C’est plutôt intéressant de voir comme le policier, se disant être dans le même bateau que le tueur qu’il devait au départ traquer, cherche à l’aider. Il a pour avantage, par rapport à Kadir, d’être grande gueule et fort en bluff.
Mais à part ça, la complicité entre les deux personnages ne fonctionne pas vraiment. Et j’ai eu du mal à me sentir impliqué par l’histoire, même avec les quelques rebondissements qu’il y a.
Je pense que c’est surtout parce que je n’étais pas attaché au héros. On essaye d’approfondir le personnage par le biais de flashbacks et de grandes phrases en voix-off, où il parle de regrets, de l’enfer sur terre, etc… mais ça ne marche pas. L’acteur n’exprime pas grand chose, et on dissocie le type impassible que l’on voit à l’image de tous ces propos en voix-off, qui sonnent faux.
Je reconnais quand même à Panzehir le mérite d’essayer de traiter avec sérieux l’aspect tragique qu’il y a dans le fait que cet homme approche de la mort ; il y a d’autres films avec un sujet semblable où le personnage se contente de buter tout le monde sans se poser de questions.
Panzehir veut décidément faire comme les américains, mais en adopte aussi certains défauts. On retrouve ce procédé dont je suis las, qu’on voit pleins de fois dans la dernière saison de Game of thrones par exemple, qui veut qu’en plein milieu d’une conversation un personnage raconte une histoire pour illustrer son propos, au lieu de donner une réponse directe. Personne ne fait ça en vrai !
Et on retrouve également une BO du genre de celles qu’on entend partout depuis Inception…
En revanche, il faut avouer que Panzehir bénéficie d’une belle "production value", et d’une réalisation classe.

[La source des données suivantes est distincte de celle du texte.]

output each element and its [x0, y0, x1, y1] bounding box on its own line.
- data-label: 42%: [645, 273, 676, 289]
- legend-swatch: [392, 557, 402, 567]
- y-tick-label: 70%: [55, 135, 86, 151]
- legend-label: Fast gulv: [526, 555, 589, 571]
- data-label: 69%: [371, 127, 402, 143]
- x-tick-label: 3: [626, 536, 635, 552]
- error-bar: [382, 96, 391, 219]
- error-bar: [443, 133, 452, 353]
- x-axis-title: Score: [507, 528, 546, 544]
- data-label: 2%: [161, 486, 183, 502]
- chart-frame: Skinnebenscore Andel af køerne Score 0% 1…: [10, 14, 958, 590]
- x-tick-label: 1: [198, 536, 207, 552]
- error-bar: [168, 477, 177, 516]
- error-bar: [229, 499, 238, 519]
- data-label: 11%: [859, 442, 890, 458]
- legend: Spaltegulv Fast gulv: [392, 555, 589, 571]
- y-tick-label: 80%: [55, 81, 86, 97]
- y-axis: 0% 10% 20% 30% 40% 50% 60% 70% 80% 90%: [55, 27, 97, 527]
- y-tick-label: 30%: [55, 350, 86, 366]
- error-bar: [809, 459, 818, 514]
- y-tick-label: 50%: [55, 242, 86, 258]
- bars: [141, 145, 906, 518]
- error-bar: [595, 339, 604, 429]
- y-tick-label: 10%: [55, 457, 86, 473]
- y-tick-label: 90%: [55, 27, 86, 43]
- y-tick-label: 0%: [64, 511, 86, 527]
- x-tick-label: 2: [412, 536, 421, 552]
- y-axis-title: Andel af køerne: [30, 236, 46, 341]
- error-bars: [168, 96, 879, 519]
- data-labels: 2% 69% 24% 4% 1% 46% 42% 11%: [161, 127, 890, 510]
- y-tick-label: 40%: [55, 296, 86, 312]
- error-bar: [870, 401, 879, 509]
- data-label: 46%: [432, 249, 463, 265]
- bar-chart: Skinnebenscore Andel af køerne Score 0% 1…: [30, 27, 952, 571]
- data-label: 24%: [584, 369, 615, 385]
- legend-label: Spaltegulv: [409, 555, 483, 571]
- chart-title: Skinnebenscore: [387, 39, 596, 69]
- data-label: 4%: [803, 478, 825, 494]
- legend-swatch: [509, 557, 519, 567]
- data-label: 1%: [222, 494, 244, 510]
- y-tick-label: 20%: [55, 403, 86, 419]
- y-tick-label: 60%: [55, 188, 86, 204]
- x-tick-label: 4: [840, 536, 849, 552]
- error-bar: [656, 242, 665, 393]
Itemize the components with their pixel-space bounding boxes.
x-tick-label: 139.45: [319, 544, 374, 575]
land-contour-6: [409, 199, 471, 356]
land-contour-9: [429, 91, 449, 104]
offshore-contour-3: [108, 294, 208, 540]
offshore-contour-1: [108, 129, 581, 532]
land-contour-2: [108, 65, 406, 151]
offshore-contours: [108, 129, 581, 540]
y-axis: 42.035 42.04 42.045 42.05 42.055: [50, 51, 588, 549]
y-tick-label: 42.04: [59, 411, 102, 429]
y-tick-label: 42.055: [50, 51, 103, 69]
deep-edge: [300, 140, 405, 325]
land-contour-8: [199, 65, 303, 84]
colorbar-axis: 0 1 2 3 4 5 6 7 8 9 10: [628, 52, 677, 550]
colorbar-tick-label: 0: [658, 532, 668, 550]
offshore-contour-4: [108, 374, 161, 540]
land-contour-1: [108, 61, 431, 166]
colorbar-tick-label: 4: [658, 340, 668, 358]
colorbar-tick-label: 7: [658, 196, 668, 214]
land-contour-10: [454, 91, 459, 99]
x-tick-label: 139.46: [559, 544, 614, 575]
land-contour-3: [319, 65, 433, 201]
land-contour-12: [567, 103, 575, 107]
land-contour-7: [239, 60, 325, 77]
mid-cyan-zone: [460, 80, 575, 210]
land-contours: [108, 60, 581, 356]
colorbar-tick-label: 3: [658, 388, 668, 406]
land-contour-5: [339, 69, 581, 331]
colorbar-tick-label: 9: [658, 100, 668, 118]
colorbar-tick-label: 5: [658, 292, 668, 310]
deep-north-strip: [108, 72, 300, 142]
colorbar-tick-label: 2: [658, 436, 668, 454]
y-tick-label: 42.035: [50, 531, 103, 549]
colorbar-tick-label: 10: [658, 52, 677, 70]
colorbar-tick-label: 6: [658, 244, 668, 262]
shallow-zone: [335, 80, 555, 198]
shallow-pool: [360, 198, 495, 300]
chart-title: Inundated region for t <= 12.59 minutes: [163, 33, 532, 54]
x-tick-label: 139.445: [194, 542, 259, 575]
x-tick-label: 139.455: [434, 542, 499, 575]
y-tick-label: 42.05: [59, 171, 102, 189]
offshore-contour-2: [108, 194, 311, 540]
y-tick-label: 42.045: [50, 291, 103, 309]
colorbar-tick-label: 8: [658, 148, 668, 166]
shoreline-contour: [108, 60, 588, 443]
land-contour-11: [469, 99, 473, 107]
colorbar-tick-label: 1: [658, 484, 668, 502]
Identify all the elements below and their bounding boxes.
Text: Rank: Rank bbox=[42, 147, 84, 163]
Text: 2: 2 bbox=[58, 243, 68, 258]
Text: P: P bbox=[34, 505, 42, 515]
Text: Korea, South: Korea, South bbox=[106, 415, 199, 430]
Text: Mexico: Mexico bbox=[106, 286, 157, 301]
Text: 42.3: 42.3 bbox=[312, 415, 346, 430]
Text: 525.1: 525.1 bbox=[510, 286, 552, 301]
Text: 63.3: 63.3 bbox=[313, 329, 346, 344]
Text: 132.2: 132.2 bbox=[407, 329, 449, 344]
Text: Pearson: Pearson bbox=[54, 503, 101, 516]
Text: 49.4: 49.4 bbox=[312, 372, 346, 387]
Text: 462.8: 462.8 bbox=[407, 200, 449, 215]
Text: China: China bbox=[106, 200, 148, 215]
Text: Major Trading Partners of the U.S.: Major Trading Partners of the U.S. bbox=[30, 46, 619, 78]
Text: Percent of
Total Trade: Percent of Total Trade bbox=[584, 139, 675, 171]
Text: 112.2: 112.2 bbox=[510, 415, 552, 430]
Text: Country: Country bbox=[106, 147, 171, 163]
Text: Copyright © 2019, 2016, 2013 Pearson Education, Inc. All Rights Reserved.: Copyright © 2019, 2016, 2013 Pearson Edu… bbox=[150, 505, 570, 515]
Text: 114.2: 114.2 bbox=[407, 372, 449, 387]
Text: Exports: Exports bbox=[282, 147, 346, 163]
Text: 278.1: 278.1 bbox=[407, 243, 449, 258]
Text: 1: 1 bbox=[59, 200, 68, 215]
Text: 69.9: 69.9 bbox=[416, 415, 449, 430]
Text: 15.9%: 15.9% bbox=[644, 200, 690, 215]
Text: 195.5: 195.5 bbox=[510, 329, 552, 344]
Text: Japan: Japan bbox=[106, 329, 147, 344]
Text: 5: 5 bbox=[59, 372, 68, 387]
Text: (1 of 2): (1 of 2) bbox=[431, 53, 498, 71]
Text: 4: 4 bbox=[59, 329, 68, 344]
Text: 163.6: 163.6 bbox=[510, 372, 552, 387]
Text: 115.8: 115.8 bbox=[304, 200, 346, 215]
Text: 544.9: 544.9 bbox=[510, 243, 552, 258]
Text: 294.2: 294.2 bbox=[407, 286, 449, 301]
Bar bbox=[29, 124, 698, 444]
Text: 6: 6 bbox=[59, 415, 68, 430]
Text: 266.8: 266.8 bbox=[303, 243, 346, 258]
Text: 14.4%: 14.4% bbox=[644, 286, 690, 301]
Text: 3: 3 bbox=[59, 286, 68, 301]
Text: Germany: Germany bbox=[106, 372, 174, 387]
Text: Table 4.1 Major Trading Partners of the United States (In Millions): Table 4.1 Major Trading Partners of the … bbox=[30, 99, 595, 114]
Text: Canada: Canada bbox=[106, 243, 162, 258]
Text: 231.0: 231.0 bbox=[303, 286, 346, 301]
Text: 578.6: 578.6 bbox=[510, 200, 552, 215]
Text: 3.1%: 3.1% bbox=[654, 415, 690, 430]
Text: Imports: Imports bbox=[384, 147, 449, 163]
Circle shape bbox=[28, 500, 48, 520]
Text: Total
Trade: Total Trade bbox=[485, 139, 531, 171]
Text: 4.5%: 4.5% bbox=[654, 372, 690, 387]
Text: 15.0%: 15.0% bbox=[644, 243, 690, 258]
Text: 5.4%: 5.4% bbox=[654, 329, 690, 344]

Il y a de beaux plans, et par moments de bonnes idées de mise en scène, par exemple lorsqu’on rejoint implicitement l’intériorité de cette femme aveugle, par le biais de gros plans qui soulignent un détail, une sensation que le personnage doit percevoir.
La symbolique de certains plans n’est pas toujours très subtile : lors du repas d’adieu pour Kadir, tout le monde est assis du même côté d’une longue table, comme durant la Cène. On sacrifie la logique pour ce clin d’œil insistant.
Mais là où la réalisation est réellement faible, c’est lors des moments d’action, pas très bien filmés. Les plans sont courts, la caméra peu stable, et pourtant ça n’arrive pas toujours à masquer la mollesse ou la facticité de certains coups. Ni à faire passer des choses complètement irréalistes : les deux hommes qui tirent sur quinze autres, à découvert, et qui s’en sortent…
Panzehir n’est pas mauvais, mais comme je le craignais, le film n’a rien de spécialement remarquable non plus. C’est pour ça que je rechignais un peu à le voir, je doutais que ça serait une œuvre digne de rester en mémoire.
J’ai pas vraiment été emporté par l’histoire, il manque quelque chose pour vraiment saisir le spectateur. Certains des twists sont prévisibles. C’est dommage, car le point de départ aurait pu donner quelque chose de mieux.